When we first purchased the chicks I knew they would not live forever. As their average life expectancy is five to seven years, I knew that meant that some hens might die sooner and others later. This was merely an average. Unfortunately lately, Tilly has been showing her age and my mind can’t help but fill with questions.

When Tilly was ten weeks old, she suffered a bout with gape worms. From across the yard, I could hear her “honking” and rasping. We took a trip to the vet. Of course, it was early in my chicken keeping days and it took me a while to figure out exactly what was going on. Her recovery was difficult. The illness was very hard on her body. Yet, here we are four years later. Overall, we’ve had to make some accommodations for our aging girls, you see our entire flock is now considered “old”.

Eggs production definitely declines and becomes sporadic. Sometimes we go for days on end without eggs and then all of sudden five lay eggs on one day.

They move slower.

They take more naps.

Some prefer the lower roosts now and don’t feel like going all the way up at night.

They sometimes need a bit of help keeping their fluffy bottoms clean.

But…

They still have a lust for life.

They still are curious as ever.

They will move quickly for a freshly found bug!

They love their treats and goodies from the kitchen and gardens.

They will never pass up a good dust bath, especially with friends.

They still have disagreements.

Sunshine is still the head of predator patrol.

The pecking order remains unchanged.

They still go broody.

I’m not sure what the future will hold for Tilly. Nowadays, I mostly find her napping during the afternoons and resting in a large dirt hole. She hasn’t laid an egg in weeks, yet she still enjoys hanging out in the boxes now and then. She is still quick when I toss treats into the run and her curiosity to explore her surroundings is voracious each morning. Sometimes, her tail is down as she stands in the run-just there daydreaming. I know we’ve given her a wonderful life. She is lucky to still have her original flock with her from her first day on this earth. I think her survival has a lot to do with being part of this family of hens. I loved them as chicks, but I love them more as old ladies! We couldn’t ask for a sweeter group of girls, of course with Tilly at the helm.

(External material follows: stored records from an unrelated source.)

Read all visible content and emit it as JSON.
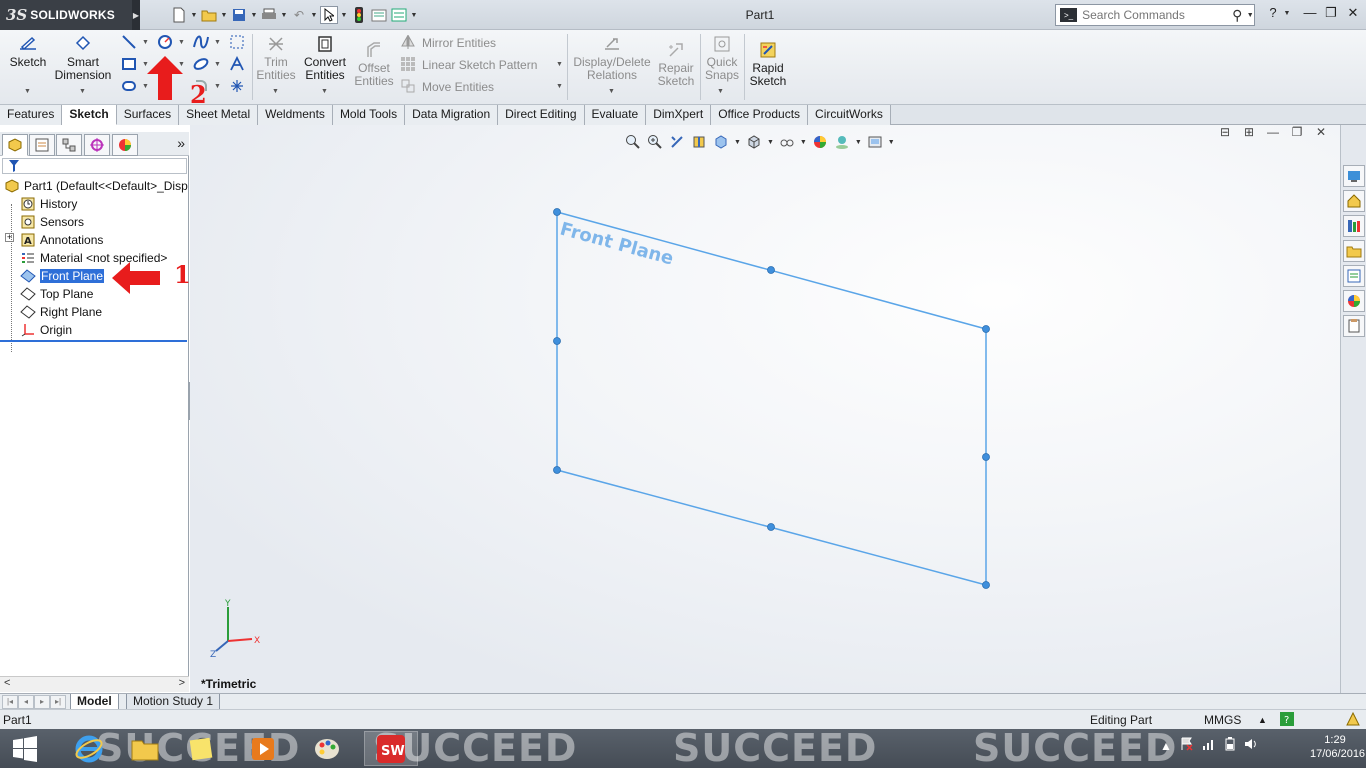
{
  "app": {
    "logo_ds": "3S",
    "logo_name": "SOLIDWORKS",
    "document_title": "Part1",
    "search_placeholder": "Search Commands"
  },
  "ribbon": {
    "sketch": "Sketch",
    "smart_dimension_1": "Smart",
    "smart_dimension_2": "Dimension",
    "trim_1": "Trim",
    "trim_2": "Entities",
    "convert_1": "Convert",
    "convert_2": "Entities",
    "offset_1": "Offset",
    "offset_2": "Entities",
    "mirror": "Mirror Entities",
    "linear_pattern": "Linear Sketch Pattern",
    "move": "Move Entities",
    "display_delete_1": "Display/Delete",
    "display_delete_2": "Relations",
    "repair_1": "Repair",
    "repair_2": "Sketch",
    "quick_snaps_1": "Quick",
    "quick_snaps_2": "Snaps",
    "rapid_1": "Rapid",
    "rapid_2": "Sketch"
  },
  "tabs": [
    "Features",
    "Sketch",
    "Surfaces",
    "Sheet Metal",
    "Weldments",
    "Mold Tools",
    "Data Migration",
    "Direct Editing",
    "Evaluate",
    "DimXpert",
    "Office Products",
    "CircuitWorks"
  ],
  "active_tab": "Sketch",
  "tree": {
    "root": "Part1  (Default<<Default>_Disp",
    "items": [
      "History",
      "Sensors",
      "Annotations",
      "Material <not specified>",
      "Front Plane",
      "Top Plane",
      "Right Plane",
      "Origin"
    ],
    "selected": "Front Plane"
  },
  "viewport": {
    "plane_label": "Front Plane",
    "view_name": "*Trimetric",
    "triad_x": "X",
    "triad_y": "Y",
    "triad_z": "Z"
  },
  "bottom_tabs": [
    "Model",
    "Motion Study 1"
  ],
  "status": {
    "left": "Part1",
    "mode": "Editing Part",
    "units": "MMGS",
    "units_caret": "▲"
  },
  "taskbar": {
    "watermark": "SUCCEED",
    "sw_label": "SW",
    "time": "1:29",
    "date": "17/06/2016"
  },
  "annotations": {
    "one": "1",
    "two": "2"
  },
  "colors": {
    "accent": "#2e6fd8",
    "plane": "#5aa5e8",
    "arrow": "#e81c1c"
  }
}
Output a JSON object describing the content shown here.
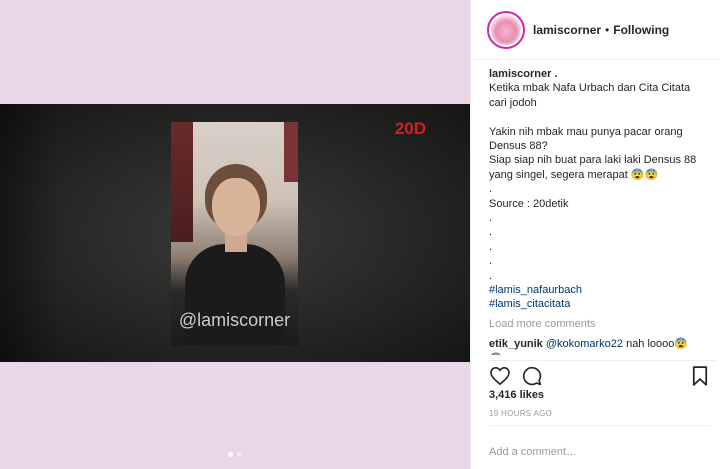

Hello friends, welcome! Follow along on our chicken, beekeeping, gardening, crafting and cooking adventures from Cape Cod.

  • I have 2 girls, who just turned 1 in April. I hope we have a long life like your Tilly. :-)

  • I love your blog and we have hens too, we lost our last of the original girls on Easter. Stella was 4 and she was such a sweetie. I made sure when we got new chicks last year to get another Rhode Island because Stella was one of the nicest girls and got along with everyone. Tilly is beautiful and enjoy your time with her as I am sure you will do. Big hugs, Di

  • Deb

    It's not easy seeing any of our beloved pets age. I have never raised hens but I would feel the same way about them as I do our cats. I hope Tilly still has lots of time to enjoy her life with you. Deb

  • How old is Tilly? I dread ours getting older :(

  • Then I guess I must be part chicken with this aging thing lol . I hated to see our hens aging when I was on the farm like all animals you get so attached to them . I hope Tilly has a few more years in her . Thanks for sharing , Have a good weekend !

  • I love reading your blog. I am saddened when the inevitable sad times come but you can smile knowing you have given your Tilly such a lovely life with you and your flock. I hope she will be with you for a long time yet.

  • Very sweet article. I hope you have healthy years left with her and the crew, I find it difficult to lose them young not always knowing if you did something wrong or they got into something that might have been prevented or even that they were just not able to thrive. The ones that beat the odds are strong and just keep truckin' then they age and you're faced with a new set of problems like egg binding and the such. I hope my girls are able to stay healthy into old age, the heat here in NC will probably play a big factor as they age. more fans!!

  • Oh yes I am familiar with this. I have a chicken retirement home. They are put in a special place to scratch to their hearts content and they love it..Feed them treats they are treated like royalty and if we ever get an egg it is quite an event…I don't have the grandparent ways of putting them in a pot when they no longer lay. Nope they have a name and live out their lives hopefully happy….My retirement yard is getting pretty full now though…

  • So sweet! Your chickens are some of the few that get to live their life out to the end and do not end in a pot just because they don't lay anymore eggs!! You're a very special person!!

  • This is exactly how I feel about a few of our aging hens. They become a part of your family, and one of mine has even followed me in the house on occasion. They have provided us countless eggs over the years and have earned the right to stay on the farm as long as the need.

  • I know how you feel! My initial, three year-old flock is moving a bit slower, laying a bit less. But they're just as sweet and funny as the day they arrived! They will live out their lives in the barnyard, doing whatever they want to :-)

    I've added a few hens each subsequent year to keep the eggs coming. This year I have three olive eggers that should be arriving today and a broody hen sitting on four fertile eggs due to hatch in two days. I'm going to slip the new chicks under her late tonight with the hope she will accept them as her own!